ATTENDING CONFLICTING LOGICS WHEN ‘DOING GOOD’: THE INFLUENCE OF EXTERNAL FIT OF CSR ACTIVITIES ON FINANCIAL PERFORMANCE
FABIO FONTI, RENNES SCHOOL OF BUSINESS
(CO-AUTHOR NONTUTHUZELO MASHABA, RENNES SCHOOL OF BUSINESS)
Organizations increasingly face the challenge to comply with multiple and often conflicting logics in many of their activities, as they aim to cater to their multiple stakeholders. Yet, our understanding of how the interplay between such logics affects their performance is still limited. We investigate this issue in the context of Corporate Social Responsibility (CSR) activities, a domain where such conflict routinely plays out. Being involved in CSR activities is a strategic issue for most organizations, with research showing its positive link with financial performance. Yet, engaging in CSR activities consistent with a community-focused logic often proves challenging for managers, as some stakeholders see such activities as contradictory to the business profit maximization logic. We clarify this apparent paradox by suggesting that the type of CSR activities companies engage in moderates the relationship between CSR activities and financial performance. Specifically, we argue that the extent to which CSR activities exhibit external fit with the industry’s business logic – i.e., are closer to the set of business activities typical of the industry to which the company belongs – will positively moderate the CSR-performance link. We also believe CSR activities exhibiting external fit with the industry’s community logic – i.e., that are more in line with the type of CSR activities other companies in the same industry typically engage in – will negatively moderate such relationship. Leveraging a dataset comprising the S&P 100 companies from 2002 to 2015, we examine the fit between CSR activities and industry-specific business and community logics using textual analysis (LIWC) and find support for our hypotheses. In addition to introducing the concept of external fit with different types of industry-specific logics, we contribute to the literature on institutional logics by suggesting how managers dealing with conflicting logics could turn a perceived dualism into a duality, thus benefitting from their simultaneous adherence to multiple logics.

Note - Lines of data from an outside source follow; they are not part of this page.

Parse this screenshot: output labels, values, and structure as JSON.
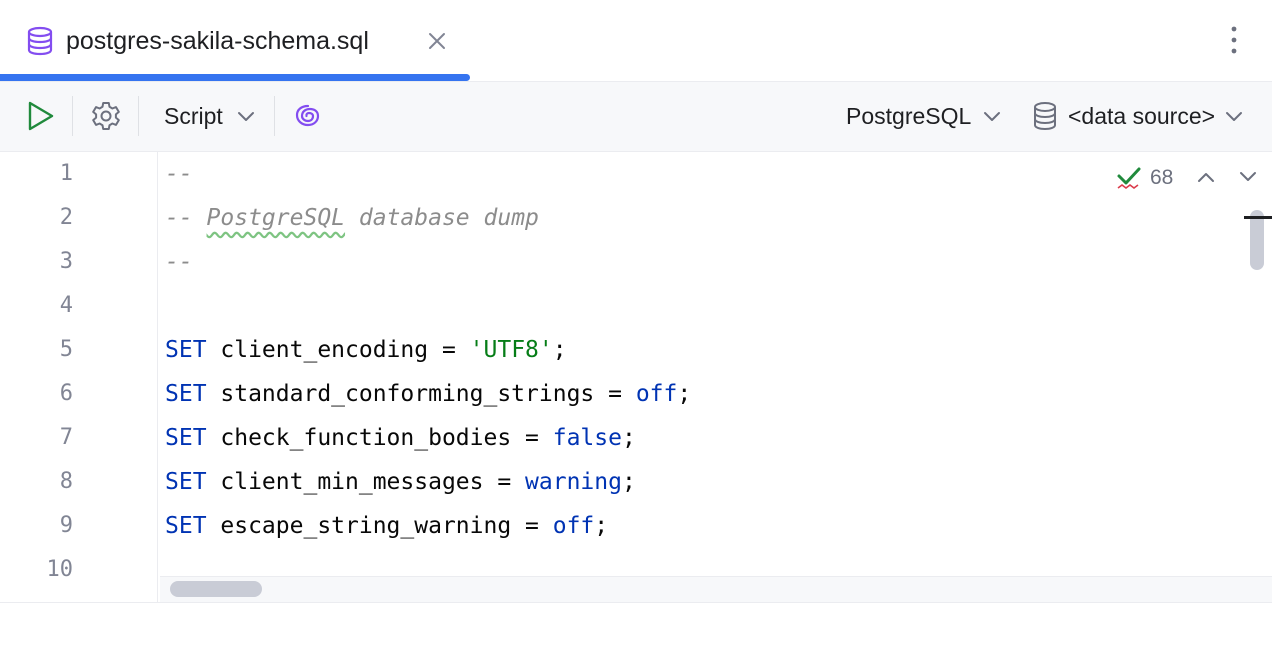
{
  "tab": {
    "title": "postgres-sakila-schema.sql",
    "icon": "database-icon",
    "active": true
  },
  "toolbar": {
    "run_icon": "play-icon",
    "settings_icon": "gear-icon",
    "script_label": "Script",
    "ai_icon": "ai-assistant-icon",
    "dialect_label": "PostgreSQL",
    "datasource_label": "<data source>"
  },
  "editor": {
    "line_numbers": [
      "1",
      "2",
      "3",
      "4",
      "5",
      "6",
      "7",
      "8",
      "9",
      "10"
    ],
    "inspection_count": "68",
    "lines": [
      {
        "tokens": [
          {
            "t": "--",
            "c": "cmt"
          }
        ]
      },
      {
        "tokens": [
          {
            "t": "-- ",
            "c": "cmt"
          },
          {
            "t": "PostgreSQL",
            "c": "cmt typo"
          },
          {
            "t": " database dump",
            "c": "cmt"
          }
        ]
      },
      {
        "tokens": [
          {
            "t": "--",
            "c": "cmt"
          }
        ]
      },
      {
        "tokens": []
      },
      {
        "tokens": [
          {
            "t": "SET",
            "c": "kw"
          },
          {
            "t": " client_encoding = ",
            "c": ""
          },
          {
            "t": "'UTF8'",
            "c": "str"
          },
          {
            "t": ";",
            "c": ""
          }
        ]
      },
      {
        "tokens": [
          {
            "t": "SET",
            "c": "kw"
          },
          {
            "t": " standard_conforming_strings = ",
            "c": ""
          },
          {
            "t": "off",
            "c": "kw"
          },
          {
            "t": ";",
            "c": ""
          }
        ]
      },
      {
        "tokens": [
          {
            "t": "SET",
            "c": "kw"
          },
          {
            "t": " check_function_bodies = ",
            "c": ""
          },
          {
            "t": "false",
            "c": "kw"
          },
          {
            "t": ";",
            "c": ""
          }
        ]
      },
      {
        "tokens": [
          {
            "t": "SET",
            "c": "kw"
          },
          {
            "t": " client_min_messages = ",
            "c": ""
          },
          {
            "t": "warning",
            "c": "kw"
          },
          {
            "t": ";",
            "c": ""
          }
        ]
      },
      {
        "tokens": [
          {
            "t": "SET",
            "c": "kw"
          },
          {
            "t": " escape_string_warning = ",
            "c": ""
          },
          {
            "t": "off",
            "c": "kw"
          },
          {
            "t": ";",
            "c": ""
          }
        ]
      },
      {
        "tokens": []
      }
    ]
  },
  "colors": {
    "accent": "#3574f0",
    "keyword": "#0033b3",
    "string": "#067d17",
    "comment": "#8c8c8c",
    "run": "#208a3c",
    "ai": "#834df0"
  }
}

Fabio Fonti is Full Professor in the Management & Organization area at Rennes School of Business. He received his PhD from the University of Illinois at Urbana-Champaign and held full-time appointments at Boston College and the Free University of Bozen-Bolzano. His research focuses primarily on the antecedents and consequences of intra- and interorganizational networks, and specifically on network evolution, network embeddedness, and network multiplexity. He is also interested in how networks affect – or are affected by – categorization processes, managerial cognition, and design. Recently, he has been working on the effects of (in)congruency across multiple institutional logics and/or classifications on organizations and/or individuals. His most recent projects look at the cross-audience effect of categorization processes, the role design processes play for idea generation and selection, and the implication of firms’ adherence to multiple (in)consistent logics on their performance. His papers have been published in Strategic Management Journal, Strategic Organization, and Advances in Strategic Management, among others. His work has been recognized with multiple best teacher, best paper, and best reviewer awards.